Seven hundred and eighty nine years after the Magna Carta, 72 years after the courage of Kinder Scout, and 100 years after they were first proposed, the right of the English to roam over large tracts of their own country became a reality today - and promptly ran into a very modern complication.

Pro-hunting groups, who, together with their opponents, have done so much to set country against town, are threatening to mar the fruits of a campaign for access that has gone on longer than fox hunting with hounds has ever done. Thousands of walkers are taking to the hills and downs for today's launch of the "Right to Roam", but ramblers' leaders fear their campaign to attract millions of new walkers could be hurt by the battle over fox-hunting.

Pro-hunting groups have forced Alun Michael, the Rural Affairs minister, to cancel scheduled walks on newly open land. He said the threat of "thuggery and violence" over his handling of the hunting Bill had forced him to abandon his plans to lead the celebrations, though he dismissed claims that the countryside was now a "no go" area for government members. Pro-hunting groups still plan to target ministers on official visits to rural areas and harass Labour MPs with rural seats.

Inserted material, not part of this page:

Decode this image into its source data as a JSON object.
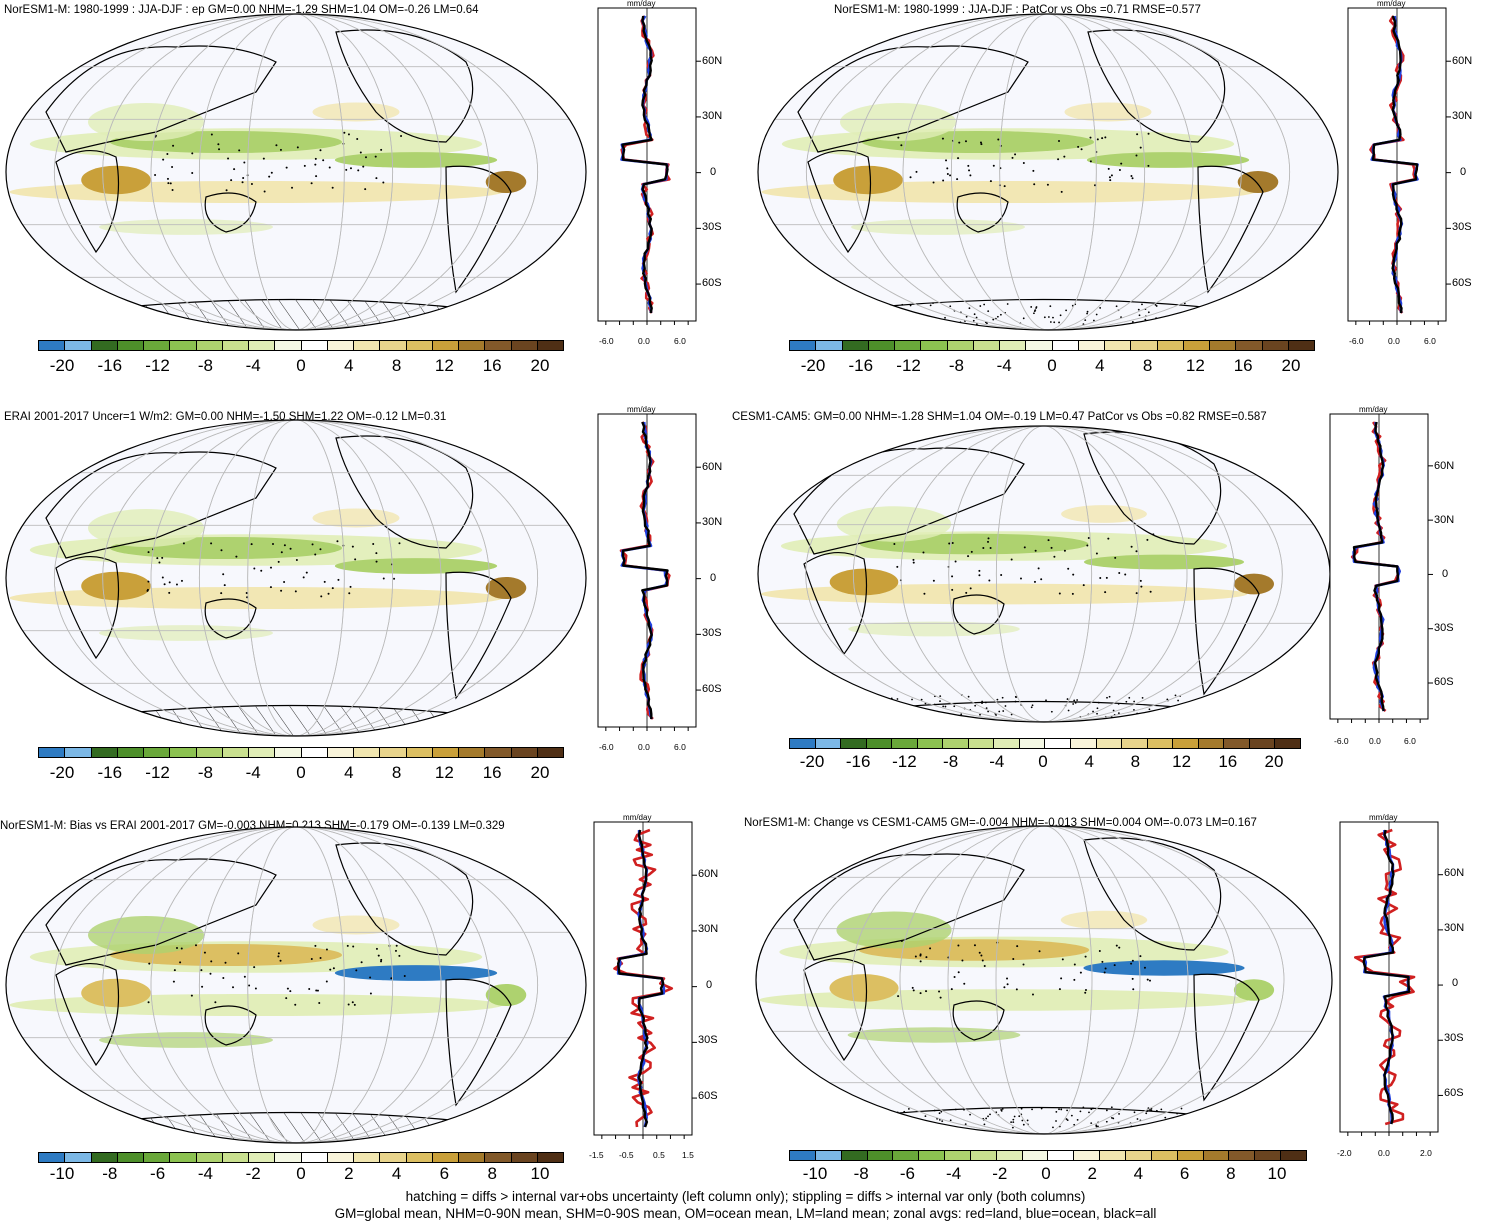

Mr Michael was due to walk at Kinder Scout in Derbyshire, scene of the famous "invasion" by walkers in 1932, which launched the modern rambling movement. Today, he was to lead official celebrations in Lancashire and at the Forest of Bowland in Derbyshire alongside hundreds of ramblers and the civil servants who helped bring in the rights.

Local police warned Mr Michael yesterday morning that they had intelligence that militant pro-hunting activists were planning to target him. That threat had grown since Wednesday's clashes between fox-hunters and police outside Parliament, and the arrest of eight activists who invaded the Commons chamber.

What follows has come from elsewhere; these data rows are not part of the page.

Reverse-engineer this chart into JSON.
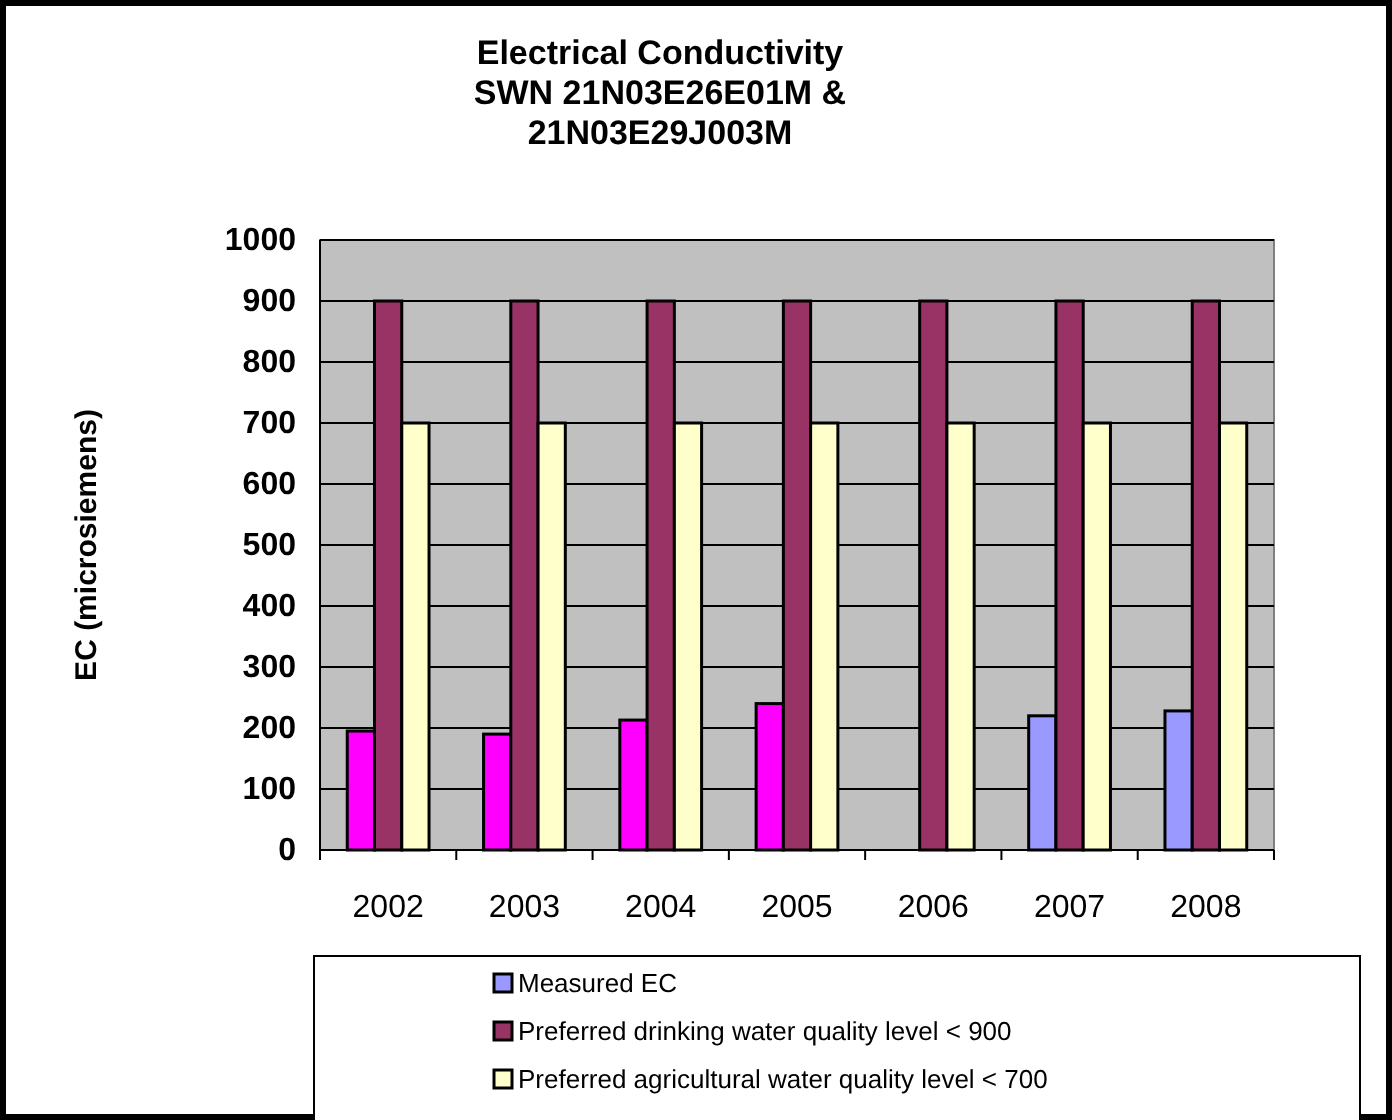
{
  "chart_data": {
    "type": "bar",
    "title": "Electrical Conductivity\nSWN 21N03E26E01M &\n21N03E29J003M",
    "ylabel": "EC (microsiemens)",
    "categories": [
      "2002",
      "2003",
      "2004",
      "2005",
      "2006",
      "2007",
      "2008"
    ],
    "series": [
      {
        "name": "Measured EC",
        "color": "#9999ff",
        "colors": [
          "#ff00ff",
          "#ff00ff",
          "#ff00ff",
          "#ff00ff",
          null,
          "#9999ff",
          "#9999ff"
        ],
        "values": [
          195,
          190,
          213,
          240,
          null,
          220,
          228
        ]
      },
      {
        "name": "Preferred drinking water quality level < 900",
        "color": "#993366",
        "values": [
          900,
          900,
          900,
          900,
          900,
          900,
          900
        ]
      },
      {
        "name": "Preferred agricultural water quality level < 700",
        "color": "#ffffcc",
        "values": [
          700,
          700,
          700,
          700,
          700,
          700,
          700
        ]
      }
    ],
    "ylim": [
      0,
      1000
    ],
    "yticks": [
      0,
      100,
      200,
      300,
      400,
      500,
      600,
      700,
      800,
      900,
      1000
    ],
    "grid": "y",
    "legend": "bottom"
  }
}
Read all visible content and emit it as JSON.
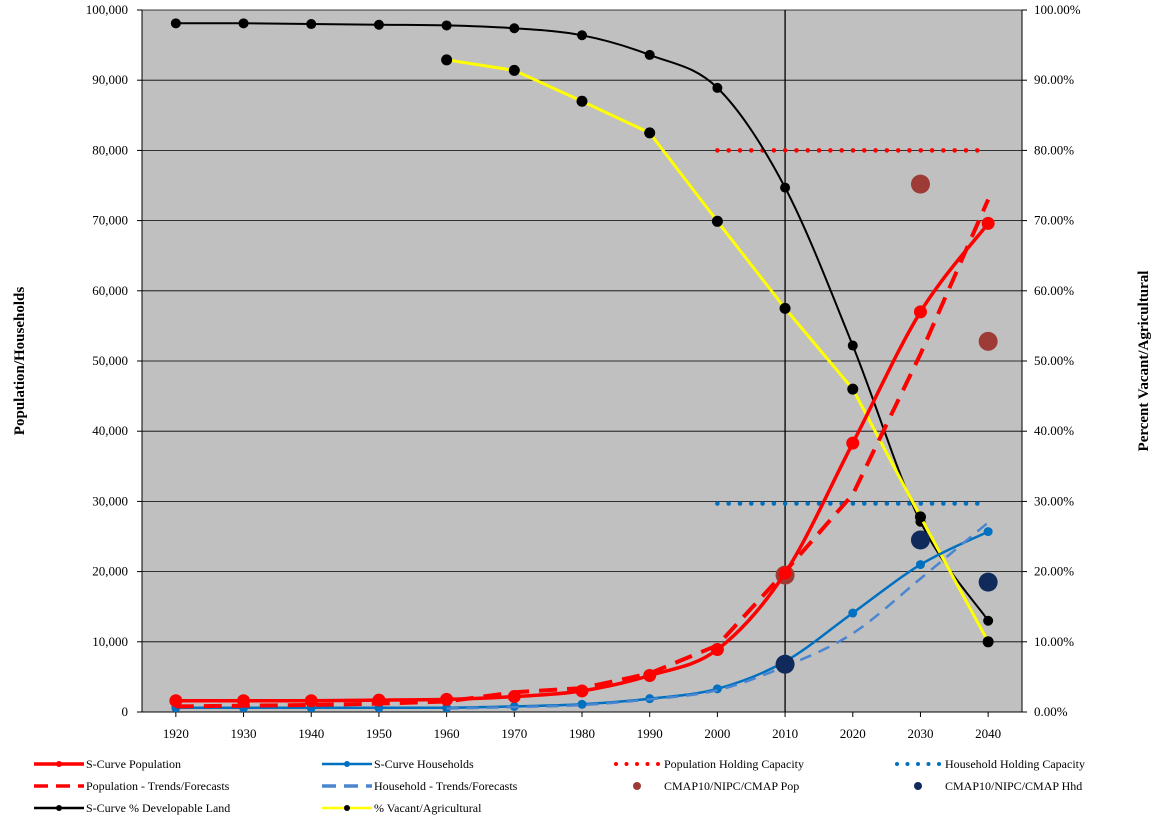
{
  "chart_data": {
    "type": "line",
    "title": "",
    "xlabel": "",
    "ylabel": "Population/Households",
    "y2label": "Percent Vacant/Agricultural",
    "x": [
      1920,
      1930,
      1940,
      1950,
      1960,
      1970,
      1980,
      1990,
      2000,
      2010,
      2020,
      2030,
      2040
    ],
    "xlim": [
      1915,
      2045
    ],
    "ylim": [
      0,
      100000
    ],
    "y2lim": [
      0,
      1
    ],
    "x_ticks": [
      "1920",
      "1930",
      "1940",
      "1950",
      "1960",
      "1970",
      "1980",
      "1990",
      "2000",
      "2010",
      "2020",
      "2030",
      "2040"
    ],
    "y_ticks": [
      "0",
      "10,000",
      "20,000",
      "30,000",
      "40,000",
      "50,000",
      "60,000",
      "70,000",
      "80,000",
      "90,000",
      "100,000"
    ],
    "y2_ticks": [
      "0.00%",
      "10.00%",
      "20.00%",
      "30.00%",
      "40.00%",
      "50.00%",
      "60.00%",
      "70.00%",
      "80.00%",
      "90.00%",
      "100.00%"
    ],
    "grid": "horizontal",
    "plot_background": "#c0c0c0",
    "reference_line_x": 2010,
    "legend_position": "bottom",
    "series": [
      {
        "name": "S-Curve Population",
        "axis": "left",
        "style": "solid",
        "color": "#ff0000",
        "x": [
          1920,
          1930,
          1940,
          1950,
          1960,
          1970,
          1980,
          1990,
          2000,
          2010,
          2020,
          2030,
          2040
        ],
        "values": [
          1600,
          1600,
          1600,
          1700,
          1800,
          2200,
          3000,
          5200,
          8900,
          19800,
          38300,
          57000,
          69600
        ]
      },
      {
        "name": "S-Curve Households",
        "axis": "left",
        "style": "solid",
        "color": "#0070c0",
        "x": [
          1920,
          1930,
          1940,
          1950,
          1960,
          1970,
          1980,
          1990,
          2000,
          2010,
          2020,
          2030,
          2040
        ],
        "values": [
          600,
          600,
          600,
          600,
          600,
          800,
          1100,
          1900,
          3300,
          7200,
          14100,
          21000,
          25700
        ]
      },
      {
        "name": "Population Holding Capacity",
        "axis": "left",
        "style": "dotted",
        "color": "#ff0000",
        "x": [
          2000,
          2040
        ],
        "values": [
          80000,
          80000
        ]
      },
      {
        "name": "Household Holding Capacity",
        "axis": "left",
        "style": "dotted",
        "color": "#0070c0",
        "x": [
          2000,
          2040
        ],
        "values": [
          29700,
          29700
        ]
      },
      {
        "name": "Population - Trends/Forecasts",
        "axis": "left",
        "style": "dashed",
        "color": "#ff0000",
        "x": [
          1920,
          1930,
          1940,
          1950,
          1960,
          1970,
          1980,
          1990,
          2000,
          2010,
          2020,
          2030,
          2040
        ],
        "values": [
          800,
          900,
          1000,
          1200,
          1500,
          2800,
          3400,
          5500,
          9500,
          20000,
          31000,
          51000,
          73000
        ]
      },
      {
        "name": "Household - Trends/Forecasts",
        "axis": "left",
        "style": "dashed",
        "color": "#4a86d0",
        "x": [
          1960,
          1970,
          1980,
          1990,
          2000,
          2010,
          2020,
          2030,
          2040
        ],
        "values": [
          500,
          700,
          1000,
          1800,
          3100,
          6500,
          11200,
          19000,
          27000
        ]
      },
      {
        "name": "CMAP10/NIPC/CMAP Pop",
        "axis": "left",
        "style": "marker",
        "color": "#9e3b36",
        "x": [
          2010,
          2030,
          2040
        ],
        "values": [
          19500,
          75200,
          52800
        ]
      },
      {
        "name": "CMAP10/NIPC/CMAP Hhd",
        "axis": "left",
        "style": "marker",
        "color": "#102a5c",
        "x": [
          2010,
          2030,
          2040
        ],
        "values": [
          6800,
          24500,
          18500
        ]
      },
      {
        "name": "S-Curve % Developable Land",
        "axis": "right",
        "style": "solid",
        "color": "#000000",
        "x": [
          1920,
          1930,
          1940,
          1950,
          1960,
          1970,
          1980,
          1990,
          2000,
          2010,
          2020,
          2030,
          2040
        ],
        "values": [
          0.981,
          0.981,
          0.98,
          0.979,
          0.978,
          0.974,
          0.964,
          0.936,
          0.889,
          0.747,
          0.522,
          0.271,
          0.13
        ]
      },
      {
        "name": "% Vacant/Agricultural",
        "axis": "right",
        "style": "solid",
        "color": "#ffff00",
        "x": [
          1960,
          1970,
          1980,
          1990,
          2000,
          2010,
          2020,
          2030,
          2040
        ],
        "values": [
          0.929,
          0.914,
          0.87,
          0.825,
          0.699,
          0.575,
          0.46,
          0.278,
          0.1
        ]
      }
    ]
  }
}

The Countryside Alliance, the most prominent pro-hunt campaign group, was jubilant about Mr Michael's withdrawal. Tim Bonner, the CA's spokesman, claimed yesterday "the countryside will become a no-go area for Labour ministers". Plans for mass demonstrations at Labour's conference in Brighton, however, are being scaled back because of security risks. Janet George, of the militant Countryside Action Network, said: "We do get incredibly good intelligence about ministers' movements - hunting supporters are everywhere."

To the irritation of the Ramblers' Association, the CAand rural campaigners are linking the new access rights with the proposed hunting ban. They accuse ministers of hypocrisy by stripping rural communities of one right, to hunt, while giving city dwellers rights to walk over their private land.

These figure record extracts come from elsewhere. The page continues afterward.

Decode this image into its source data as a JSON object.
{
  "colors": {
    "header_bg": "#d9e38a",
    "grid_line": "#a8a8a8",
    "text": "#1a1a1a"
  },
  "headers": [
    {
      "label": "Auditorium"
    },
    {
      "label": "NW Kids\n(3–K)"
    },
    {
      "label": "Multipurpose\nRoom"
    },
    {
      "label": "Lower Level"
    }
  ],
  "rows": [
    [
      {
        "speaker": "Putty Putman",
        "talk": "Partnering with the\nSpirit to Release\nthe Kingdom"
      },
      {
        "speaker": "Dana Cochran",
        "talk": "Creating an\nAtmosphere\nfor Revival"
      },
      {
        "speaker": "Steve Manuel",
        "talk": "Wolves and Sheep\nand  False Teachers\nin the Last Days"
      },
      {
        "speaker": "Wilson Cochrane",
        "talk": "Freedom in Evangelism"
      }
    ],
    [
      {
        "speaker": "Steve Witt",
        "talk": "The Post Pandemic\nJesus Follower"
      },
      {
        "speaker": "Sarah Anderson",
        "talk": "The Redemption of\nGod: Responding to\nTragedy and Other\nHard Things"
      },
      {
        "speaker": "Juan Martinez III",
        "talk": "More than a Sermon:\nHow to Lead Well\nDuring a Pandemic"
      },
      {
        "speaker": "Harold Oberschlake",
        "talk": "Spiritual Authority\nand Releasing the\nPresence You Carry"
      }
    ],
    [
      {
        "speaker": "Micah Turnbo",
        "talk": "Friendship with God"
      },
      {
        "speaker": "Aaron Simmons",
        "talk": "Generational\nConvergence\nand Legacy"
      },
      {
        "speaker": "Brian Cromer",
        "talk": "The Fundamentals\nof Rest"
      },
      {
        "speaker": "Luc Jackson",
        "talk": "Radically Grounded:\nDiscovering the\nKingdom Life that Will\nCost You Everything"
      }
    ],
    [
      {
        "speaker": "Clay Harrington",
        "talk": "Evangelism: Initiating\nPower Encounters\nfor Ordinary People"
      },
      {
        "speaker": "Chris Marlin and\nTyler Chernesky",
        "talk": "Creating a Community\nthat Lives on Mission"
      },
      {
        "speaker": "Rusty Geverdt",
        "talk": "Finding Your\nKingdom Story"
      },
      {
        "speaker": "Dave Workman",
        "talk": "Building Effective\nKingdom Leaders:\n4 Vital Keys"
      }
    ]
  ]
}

More than 107,000 hectares (264,500 acres) of English countryside - including the Peak District, Ribblesdale and the South Downs - will become open to ramblers and walkers for the first time today under new Countryside and Rights of Way Act, more than 100 years after these rights were first proposed.

Many landowners fear the clash between the two issues could be damaging. After earlier sympathising with the fox-hunting lobby, Mark Hudson, the chief executive of the Country Landowners and Business Association, conceded that walking was vital to rural areas. Economists say ramblers spend between £1.4bn and £2.7bn there, helping to employ 245,000 people - far more than hunting.

Nick Barrett, chief executive of the Ramblers' Association, said the clash with fox-hunting was frustrating. "We're all missing an opportunity because there's another story attempting to take centre stage.

"This is giving people the legally protected right for the first time to go for a walk in some of the country's wildest and most beautiful places."

Today's launch, which involves access to 91,400 hectares in lower North-west England and 13,850 hectares in the South-east, is the first stage in a 15-month process to map one million hectares of "open access" areas across England. A similar process is under way in Wales.

There are lingering criticisms, however. Mountain-bikers are expected to exploit illegally the new rights of access, while in the North-west, landowners fear it will be difficult to warn walkers when their land is legally closed.